Uncertainty awareness. Ability to characterize uncertainty relative to the similarity of the current observations to the training data, explain it to an observer, and adjust behavior if necessary. Lack of this ability leads current systems to act in situations where they should have not, like providing an answer when asked who was the president of the United States in 1492.
Continual learning in deployment. The current paradigm separates training and inference (operation) while in biology intelligent creatures are capable of continuous learning. For the system to learn something new it has to be trained in a separate environment with additional data. Then the model in production is swapped with the newly trained one. Another related issue is catastrophic forgetting, where attempts to train the system on new data lead to substantial degradation of its previously developed capabilities.
Explainability. Enabling human experts to understand the underlying factors of why an AI decision has been made. This goes back to the fact that the AI system behavior is not hard-coded but trained with data. There is no way to trace a set of instructions to locate a rogue line of code. Instead, it looks much more like doing an fMRI to analyze activity and interactions between the different parts of the system.
Safety and Alignment. Ensuring that AI is aligned with human values and is safe to operate. It may sound far-fetched since it was never an issue before. If the computer program goes rogue, blame the programmer or a hacker. It is still true for the most narrow AI systems. But as systems become more capable (and necessarily more complex), their power grows, while behavior becomes more open-ended. For example, an LLM can generate valid responses most of the time, but occasionally produce something completely false. Right now, the LLM has no direct control over things in the real world, but think about a self-driving cab, which is autonomous, and in full control. How do we make sure its behavior in all situations (even outside of adversarial attacks) is as desired if we are not hard-coding it? As the AI system’s capabilities expand this issue will become more pressing. 
Security. Protecting the AI system against different types of attacks, including evasion (e.g. altering an input sample in some subtle ways that lead to misclassification), poisoning (interfering with the training process to alter the system’s behavior), extraction, inversion, and inference.

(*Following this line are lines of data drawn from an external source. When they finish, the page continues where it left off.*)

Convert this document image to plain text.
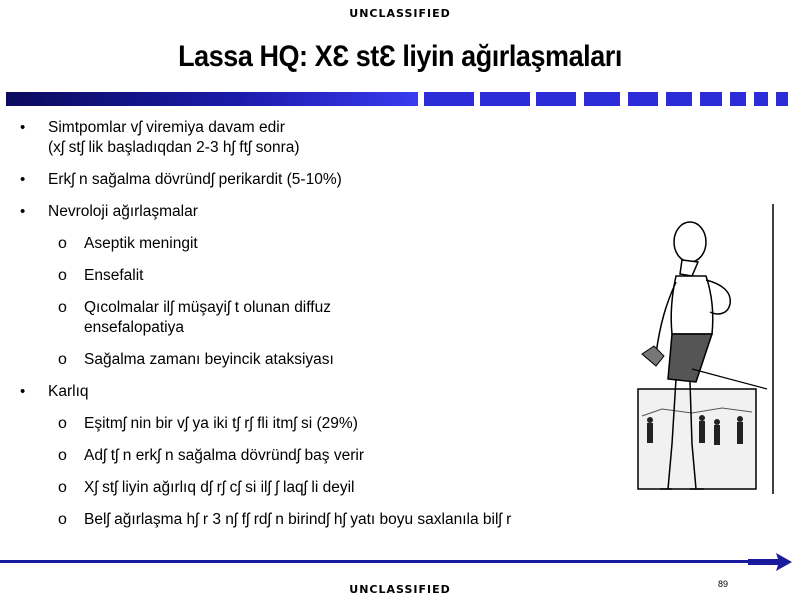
UNCLASSIFIED
Lassa HQ: XƐ stƐ liyin ağırlaşmaları
• Simtpomlar vʃ viremiya davam edir
(xʃ stʃ lik başladıqdan 2-3 hʃ ftʃ sonra)
• Erkʃ n sağalma dövründʃ perikardit (5-10%)
• Nevroloji ağırlaşmalar
o Aseptik meningit
o Ensefalit
o Qıcolmalar ilʃ müşayiʃ t olunan diffuz
ensefalopatiya
o Sağalma zamanı beyincik ataksiyası
• Karlıq
o Eşitmʃ nin bir vʃ ya iki tʃ rʃ fli itmʃ si (29%)
o Adʃ tʃ n erkʃ n sağalma dövründʃ baş verir
o Xʃ stʃ liyin ağırlıq dʃ rʃ cʃ si ilʃ ʃ laqʃ li deyil
o Belʃ ağırlaşma hʃ r 3 nʃ fʃ rdʃ n birindʃ hʃ yatı boyu saxlanıla bilʃ r
89
UNCLASSIFIED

Energy efficiency. The human brain consumes tens of W of power. A modern AI system (e.g. an LLM like GPT-3), although much less capable, requires 100 times more energy . It will be hard to scale these systems without managing the energy needs.
— — — — —
 The list is partially based on the conversations with the Machine Learning community on Reddit that was very generous with their comments.
 Or consider an AI system that during training learned among other things about the flat-Earth theory. You can tell a human student that this view is incorrect and explain why. A student will never apply that theory despite knowing about it. That is impossible to explain to modern AI systems. For the system to refrain from using certain knowledge, you must remove it from the training set and retrain it. Biases picked up by the system from training data are no different. And since training data for Large Language Models is essentially public internet, cleaning it from biases doesn’t seem tractable.
 To get an idea of the “edge case”, consider a situation where car’s sensors identified a large stirring obstacle in the road in front of the car. Should the car stop? It should in most of the cases. Unless it’s a group of pigeons that will fly away when the car approaches. It is unlikely that engineers can envision and hardcode the logic for all such cases.
 See this paper by DeepMind for an extensive overview of the AI systems safety challenges.
 Estimated as the power consumption of DGX A100 based on this conversation.